Bu bir yaşam tarzı olarak önlerinde olduğu için sonuçta elbette bir kişisel tercih olmuyor mu?
Kişisel tercih denmez ona.
Ama biz de böyle ailelerde doğduğumuz için bu şekilde devam ettik muhtemelen.
Tamam. Dolayısıyla tercih değil.
Nedir peki bunun sosyolojik tanımı nedir?
Bunun adı sosyalleşmedir, yani çevreye uyumdur. Sosyalleşmede rol modelleri önemlidir. Dolayısıyla sevdiği annesine benzemeyi tabii ister. O yüzden de burada bir ikilem var.

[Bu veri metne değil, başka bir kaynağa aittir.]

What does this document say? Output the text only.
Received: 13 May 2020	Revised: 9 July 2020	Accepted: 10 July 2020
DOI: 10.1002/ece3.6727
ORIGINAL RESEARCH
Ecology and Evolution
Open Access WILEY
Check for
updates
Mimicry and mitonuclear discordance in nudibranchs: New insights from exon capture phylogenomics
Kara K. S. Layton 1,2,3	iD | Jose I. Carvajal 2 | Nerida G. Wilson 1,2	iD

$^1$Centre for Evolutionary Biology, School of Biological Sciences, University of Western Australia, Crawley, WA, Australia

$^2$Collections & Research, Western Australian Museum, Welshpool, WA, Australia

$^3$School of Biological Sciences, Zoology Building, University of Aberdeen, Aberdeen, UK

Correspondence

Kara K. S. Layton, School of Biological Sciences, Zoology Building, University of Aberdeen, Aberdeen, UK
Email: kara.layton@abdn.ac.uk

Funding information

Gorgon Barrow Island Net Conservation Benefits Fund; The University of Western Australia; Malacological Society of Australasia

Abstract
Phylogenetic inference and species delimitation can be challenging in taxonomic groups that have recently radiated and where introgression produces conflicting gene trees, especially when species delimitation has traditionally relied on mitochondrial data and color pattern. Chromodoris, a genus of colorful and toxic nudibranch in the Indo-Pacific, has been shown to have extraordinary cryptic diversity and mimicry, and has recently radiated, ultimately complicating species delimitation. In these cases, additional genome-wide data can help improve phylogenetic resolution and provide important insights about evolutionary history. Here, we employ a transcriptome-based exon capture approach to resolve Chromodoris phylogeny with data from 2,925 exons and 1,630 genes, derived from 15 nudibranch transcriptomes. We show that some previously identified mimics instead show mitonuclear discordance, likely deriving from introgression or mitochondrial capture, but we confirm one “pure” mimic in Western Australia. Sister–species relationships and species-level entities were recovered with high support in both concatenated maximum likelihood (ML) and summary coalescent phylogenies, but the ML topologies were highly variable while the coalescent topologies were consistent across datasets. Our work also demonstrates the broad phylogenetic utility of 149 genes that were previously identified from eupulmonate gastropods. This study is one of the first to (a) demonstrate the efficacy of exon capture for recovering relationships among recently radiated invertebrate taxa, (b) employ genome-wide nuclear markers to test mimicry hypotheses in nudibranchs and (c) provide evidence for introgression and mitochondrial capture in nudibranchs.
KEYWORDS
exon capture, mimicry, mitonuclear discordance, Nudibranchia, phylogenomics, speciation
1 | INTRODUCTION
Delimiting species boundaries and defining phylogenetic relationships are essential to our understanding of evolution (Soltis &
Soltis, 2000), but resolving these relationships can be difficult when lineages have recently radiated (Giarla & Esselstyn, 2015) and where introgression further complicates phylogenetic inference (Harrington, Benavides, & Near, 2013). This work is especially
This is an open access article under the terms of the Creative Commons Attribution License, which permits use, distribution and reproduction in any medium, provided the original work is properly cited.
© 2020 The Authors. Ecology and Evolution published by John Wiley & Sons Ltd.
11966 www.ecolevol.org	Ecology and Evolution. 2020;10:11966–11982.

Biz de böyle büyüklerle özdeşleşerek sosyalleşmedik mi?
Bütün dünya böyle sosyalleşti. Ama laik bir ülkenin eğitiminde buna yer olmaması gerekir. Bizim vergilerimizle kurulan, işleyen devlet okullarında bilimsel eğitim olması gerekir.
Bir düzen ya laiktir ya değildir, katı laiklik diye bir şey olmaz
Yıllarca Kemalist düzenin laik bir yaşam tarzını zorla dayatarak toplumsal mühendislik yaptığını düşünenler...
Ben bunu kabul etmiyorum ama sorun peki sorunuzu, böyle olsa bile...
Şunu sormaya çalışıyorum. Laik bir toplum düzenini dayatmak nasıl toplum mühendisliği ise, bugün dindar bir nesil yetiştirme hedefini empoze etmek de toplum mühendisliği değil mi?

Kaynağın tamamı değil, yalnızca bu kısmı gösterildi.